Review: It may be speculative to wonder what difference moving to LA from Vienna may have made to London-born electro-soul crooner Christopher Taylor, but it's perhaps resulted in a more upbeat and upfront sound, one that for all its sample and beat-driven experimentation wastes little time in consigning talk of 'blubstep' and comparisons to James Blake firmly to history. Yet for all this album's flirtations with mainstream R&B, it still maintains strength in depth, with both Taylor's mellifluous voice and politically-inspired lyrics rendering it a fine blend of hooks and heart.

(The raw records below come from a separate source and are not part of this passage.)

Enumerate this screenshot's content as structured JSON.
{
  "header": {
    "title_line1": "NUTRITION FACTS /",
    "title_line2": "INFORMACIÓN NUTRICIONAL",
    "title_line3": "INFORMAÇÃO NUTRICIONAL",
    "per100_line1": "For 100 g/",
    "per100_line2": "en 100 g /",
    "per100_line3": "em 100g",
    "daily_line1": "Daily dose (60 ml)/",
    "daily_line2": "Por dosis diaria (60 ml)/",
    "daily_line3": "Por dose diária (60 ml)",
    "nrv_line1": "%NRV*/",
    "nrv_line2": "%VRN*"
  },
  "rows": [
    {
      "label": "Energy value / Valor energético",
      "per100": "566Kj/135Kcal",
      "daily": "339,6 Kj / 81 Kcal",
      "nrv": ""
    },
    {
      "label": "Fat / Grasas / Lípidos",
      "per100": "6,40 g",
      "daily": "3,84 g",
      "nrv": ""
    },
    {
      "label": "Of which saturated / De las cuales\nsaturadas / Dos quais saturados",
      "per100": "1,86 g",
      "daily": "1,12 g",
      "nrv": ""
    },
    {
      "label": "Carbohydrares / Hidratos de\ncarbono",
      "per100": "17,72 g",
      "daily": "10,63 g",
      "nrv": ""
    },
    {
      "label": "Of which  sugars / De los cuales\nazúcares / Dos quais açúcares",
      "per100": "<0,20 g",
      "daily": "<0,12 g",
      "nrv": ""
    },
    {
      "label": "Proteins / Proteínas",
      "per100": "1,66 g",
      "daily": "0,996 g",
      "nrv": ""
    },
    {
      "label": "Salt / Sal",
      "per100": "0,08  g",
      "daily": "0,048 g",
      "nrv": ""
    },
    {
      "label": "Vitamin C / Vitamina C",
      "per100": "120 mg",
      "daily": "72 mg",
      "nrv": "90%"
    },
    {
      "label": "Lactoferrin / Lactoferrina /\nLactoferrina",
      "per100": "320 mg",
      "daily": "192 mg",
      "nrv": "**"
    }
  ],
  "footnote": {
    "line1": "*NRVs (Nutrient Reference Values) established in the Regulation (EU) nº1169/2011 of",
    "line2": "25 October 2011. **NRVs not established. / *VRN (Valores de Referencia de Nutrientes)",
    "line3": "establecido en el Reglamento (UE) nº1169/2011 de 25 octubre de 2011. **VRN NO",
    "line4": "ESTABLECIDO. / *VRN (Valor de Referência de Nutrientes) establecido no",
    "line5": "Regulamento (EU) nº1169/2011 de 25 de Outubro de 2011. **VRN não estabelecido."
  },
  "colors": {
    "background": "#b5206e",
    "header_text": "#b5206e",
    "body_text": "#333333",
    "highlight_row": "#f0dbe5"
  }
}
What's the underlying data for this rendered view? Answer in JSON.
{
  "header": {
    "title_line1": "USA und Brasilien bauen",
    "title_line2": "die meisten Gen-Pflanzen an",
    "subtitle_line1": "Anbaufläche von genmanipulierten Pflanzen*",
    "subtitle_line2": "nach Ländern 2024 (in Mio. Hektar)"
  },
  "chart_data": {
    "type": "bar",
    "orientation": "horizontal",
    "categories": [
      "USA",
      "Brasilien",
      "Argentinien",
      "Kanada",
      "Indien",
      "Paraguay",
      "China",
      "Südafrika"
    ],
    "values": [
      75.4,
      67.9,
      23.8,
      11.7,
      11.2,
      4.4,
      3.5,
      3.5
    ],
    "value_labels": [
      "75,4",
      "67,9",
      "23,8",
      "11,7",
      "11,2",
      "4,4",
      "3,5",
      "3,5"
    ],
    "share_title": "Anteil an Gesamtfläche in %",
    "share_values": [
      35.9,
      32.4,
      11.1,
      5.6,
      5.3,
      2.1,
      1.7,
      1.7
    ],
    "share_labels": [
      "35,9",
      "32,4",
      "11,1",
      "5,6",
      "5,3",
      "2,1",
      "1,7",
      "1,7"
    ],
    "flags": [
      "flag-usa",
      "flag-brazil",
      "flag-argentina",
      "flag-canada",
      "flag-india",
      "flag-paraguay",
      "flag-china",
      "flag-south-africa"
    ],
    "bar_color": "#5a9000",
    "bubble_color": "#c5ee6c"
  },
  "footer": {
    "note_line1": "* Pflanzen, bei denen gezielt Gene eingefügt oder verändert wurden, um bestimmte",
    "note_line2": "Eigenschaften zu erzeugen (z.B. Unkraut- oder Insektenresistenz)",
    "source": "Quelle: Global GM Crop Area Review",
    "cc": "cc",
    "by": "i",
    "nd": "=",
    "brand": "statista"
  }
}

Review: Seven albums in, The National have solidified their songwriting with confident nuance, and 'Sleep Well Beast' is another milestone on this consistent band's upward curve. Standout ballad 'Carin at the Liquor Store' waltzes and wanders through melancholic nostalgia and glimmers of hope, exemplifying the sound and storytelling that The National are so renowned and respected for. Small cracks in the concrete gloom appear with the more energetic and optimistic tracks, allowing just enough light in for this masterfully executed album to encourage repeat listens, which will in turn, and as always, provide ample rewards.